Zeno et Aldrin se rencontrent à Riparbella, au cours de l’été 2008
Une conversation imaginée par Alessandro Poli
Le paysage de Riparbella, où Zeno et Aldrin se rencontrent, tant d’années après le premier pas sur la Lune, est reconstitué d’après leur récit. La campagne des Preselle avec sa cabane, son puits, sa rangée de vignes, appartient désormais à l’Histoire. L’accélération actuelle du temps l’a transformée en une banlieue anonyme.
- Z
- Je ne reconnais rien, et pourtant il y a encore ici bien des choses qui m’appartiennent.
- A
- Est-ce que tu pourrais encore te servir de tes techniques de réutilisation pour transformer ce qui semble complètement détruit?
- Z
- C’est possible… mais à condition que tu arrives, de ton côté, à transformer ta technique envahissante et dominatrice pour laisser un peu d’espace à mon travail. Je peux te montrer, mais il faut y croire!
Leur rencontre fait de la périphérie un lieu; il ne s’agit pas ici de retourner dans le passé, mais de réinventer le monde contemporain selon d’autres règles, dictées par la cohabitation de cultures et de technologies qui proviennent de réalités et de parcours différents, et par une compréhension mutuelle.
- A
- J’ai été un des artisans du plus grand défi technologique du XXe siècle. Nous sommes allés sur la Lune.
- Z
- Je m’en souviens! J’ai pensé à vous : j’étais tout seul dans ma cabane des Preselle et j’étais inquiet pour vous, pour votre retour.
- A
- Notre technologie était sûre : elle avait été soumise à tous les tests et contrôles possibles, et tout a bien fonctionné.
- Z
- Il manquait un test fondamental : celui du besoin, de la « nécessité », qui doit être à la base de tout ce que nous faisons. Ma perception intime de la Lune est ancrée dans la nécessité, comme pour tout ce que je fais. C’est là le motif principal qui me pousse à faire, à essayer, à tenter des choses, à la mesure de mes moyens.
Zéno est l’auteur principal d’une réappropriation qui peut ramener le territoire à une dimension où tout, même l’architecture, naît de la nécessité, du doute, du respect de techniques simples, alors même qu’on y applique une technologie de plus en plus perfectionnée et invisible. La planète est désormais envahie par un réseau médiatique qui la transforme en réalité virtuelle.
- Z
- Le plus grand défi pour le monde d’aujourd’hui est le retour à la Terre; et il nous faut le relever ensemble.
- A
- Repartir de la nécessité pour donner aux édifices des banlieues blafardes, comme aux mégastructures qui envahissent les déserts, une possibilité de se racheter, de se transformer, grâce aux méthodes de réutilisation.
- Z
- Je peux te guider, en empruntant les raccourcis que j’avais tracés à travers la campagne de Riparbella pour rentrer à la maison. Ils étaient nécessaires, aussi nécessaires que la Lune qui m’éclairait.
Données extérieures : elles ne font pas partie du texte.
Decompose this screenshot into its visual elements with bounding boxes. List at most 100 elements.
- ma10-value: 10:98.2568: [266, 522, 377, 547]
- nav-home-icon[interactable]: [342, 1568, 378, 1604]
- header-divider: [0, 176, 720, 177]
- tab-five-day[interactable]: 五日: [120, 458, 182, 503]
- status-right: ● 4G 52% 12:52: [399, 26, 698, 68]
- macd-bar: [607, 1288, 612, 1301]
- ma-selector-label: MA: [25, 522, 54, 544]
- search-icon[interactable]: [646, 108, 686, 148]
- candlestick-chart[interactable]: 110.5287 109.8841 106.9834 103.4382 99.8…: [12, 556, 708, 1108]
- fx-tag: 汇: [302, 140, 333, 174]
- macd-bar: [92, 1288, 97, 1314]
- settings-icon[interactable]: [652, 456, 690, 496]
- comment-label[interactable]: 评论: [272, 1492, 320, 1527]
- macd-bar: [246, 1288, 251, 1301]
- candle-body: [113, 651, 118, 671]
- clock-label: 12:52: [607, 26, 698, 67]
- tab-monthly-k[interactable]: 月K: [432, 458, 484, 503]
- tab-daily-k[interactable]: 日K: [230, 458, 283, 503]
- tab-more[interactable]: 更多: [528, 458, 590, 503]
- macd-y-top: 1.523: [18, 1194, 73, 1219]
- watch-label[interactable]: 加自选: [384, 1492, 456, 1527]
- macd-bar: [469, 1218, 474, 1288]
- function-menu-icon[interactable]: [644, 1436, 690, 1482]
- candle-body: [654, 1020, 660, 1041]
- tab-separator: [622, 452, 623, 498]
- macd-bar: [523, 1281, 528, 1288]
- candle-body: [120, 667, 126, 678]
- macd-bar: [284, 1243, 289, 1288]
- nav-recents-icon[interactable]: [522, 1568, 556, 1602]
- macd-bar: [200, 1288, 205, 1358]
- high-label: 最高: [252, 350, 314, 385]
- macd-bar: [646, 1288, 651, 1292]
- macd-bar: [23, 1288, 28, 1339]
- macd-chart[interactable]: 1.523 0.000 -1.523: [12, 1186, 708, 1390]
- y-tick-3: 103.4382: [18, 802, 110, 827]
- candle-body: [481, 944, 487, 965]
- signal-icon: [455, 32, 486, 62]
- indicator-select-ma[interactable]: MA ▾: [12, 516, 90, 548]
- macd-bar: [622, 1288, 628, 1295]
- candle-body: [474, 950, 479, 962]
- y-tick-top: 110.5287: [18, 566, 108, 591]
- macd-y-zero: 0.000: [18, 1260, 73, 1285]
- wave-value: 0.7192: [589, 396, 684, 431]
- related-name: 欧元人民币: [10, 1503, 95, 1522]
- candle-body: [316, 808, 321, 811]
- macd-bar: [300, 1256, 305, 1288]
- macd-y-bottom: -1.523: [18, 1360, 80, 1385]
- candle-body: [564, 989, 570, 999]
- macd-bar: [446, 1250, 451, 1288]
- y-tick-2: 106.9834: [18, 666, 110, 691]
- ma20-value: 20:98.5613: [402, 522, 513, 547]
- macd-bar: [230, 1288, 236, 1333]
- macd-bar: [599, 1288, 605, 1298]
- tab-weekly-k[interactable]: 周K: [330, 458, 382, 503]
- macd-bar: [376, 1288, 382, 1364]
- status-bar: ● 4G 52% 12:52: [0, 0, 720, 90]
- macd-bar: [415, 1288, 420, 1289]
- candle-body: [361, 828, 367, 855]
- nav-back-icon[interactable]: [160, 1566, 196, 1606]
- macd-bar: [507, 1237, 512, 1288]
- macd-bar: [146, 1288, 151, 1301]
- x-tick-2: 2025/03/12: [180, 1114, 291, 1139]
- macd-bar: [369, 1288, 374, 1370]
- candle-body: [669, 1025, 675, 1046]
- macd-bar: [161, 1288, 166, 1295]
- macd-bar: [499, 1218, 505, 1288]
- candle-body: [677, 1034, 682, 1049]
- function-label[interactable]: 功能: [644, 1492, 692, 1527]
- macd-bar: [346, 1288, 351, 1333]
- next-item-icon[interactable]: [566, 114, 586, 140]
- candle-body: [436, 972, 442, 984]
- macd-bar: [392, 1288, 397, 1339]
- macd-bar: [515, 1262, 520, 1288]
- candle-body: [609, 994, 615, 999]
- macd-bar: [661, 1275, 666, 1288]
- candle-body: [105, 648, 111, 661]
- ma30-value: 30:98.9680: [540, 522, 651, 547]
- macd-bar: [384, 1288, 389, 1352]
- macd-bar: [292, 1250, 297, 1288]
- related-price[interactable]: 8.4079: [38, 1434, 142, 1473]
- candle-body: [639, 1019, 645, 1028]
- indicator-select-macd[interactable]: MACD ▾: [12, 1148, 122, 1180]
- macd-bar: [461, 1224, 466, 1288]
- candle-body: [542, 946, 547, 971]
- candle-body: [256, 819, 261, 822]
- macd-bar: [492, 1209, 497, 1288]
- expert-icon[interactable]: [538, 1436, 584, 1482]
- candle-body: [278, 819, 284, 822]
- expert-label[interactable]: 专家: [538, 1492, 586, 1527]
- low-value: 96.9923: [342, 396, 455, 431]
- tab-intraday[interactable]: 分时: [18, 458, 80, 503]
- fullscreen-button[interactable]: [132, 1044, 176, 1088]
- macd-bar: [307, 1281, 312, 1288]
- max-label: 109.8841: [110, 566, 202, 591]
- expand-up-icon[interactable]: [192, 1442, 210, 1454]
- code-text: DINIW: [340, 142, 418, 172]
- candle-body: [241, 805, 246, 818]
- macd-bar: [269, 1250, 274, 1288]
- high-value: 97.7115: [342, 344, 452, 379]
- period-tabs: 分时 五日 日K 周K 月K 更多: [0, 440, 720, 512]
L’idée de paysage, qui naît de leur rencontre, procède d’une fusion de mondes différents, qui parvient à dilater l’espace au lieu de le comprimer et de l’envahir : c’est une situation nouvelle, qui découle d’un récit, d’un échange d’expériences préalable à l’avènement de la réalité.
Nos photomontages intitulés Avvicinamento dei Pianeti (Rapprochement des planètes), avant même de renvoyer à des territoires définis, exprimaient aussi l’idée de fondre des mondes différents pour créer des possibilités inédites.
Alessandro Poli
Florence, le 28 janvier 2010
Ce récit fictif a fait partie de notre projet Autres odyssées de l’espace en 2010, et il a été publié dans le livre du même nom.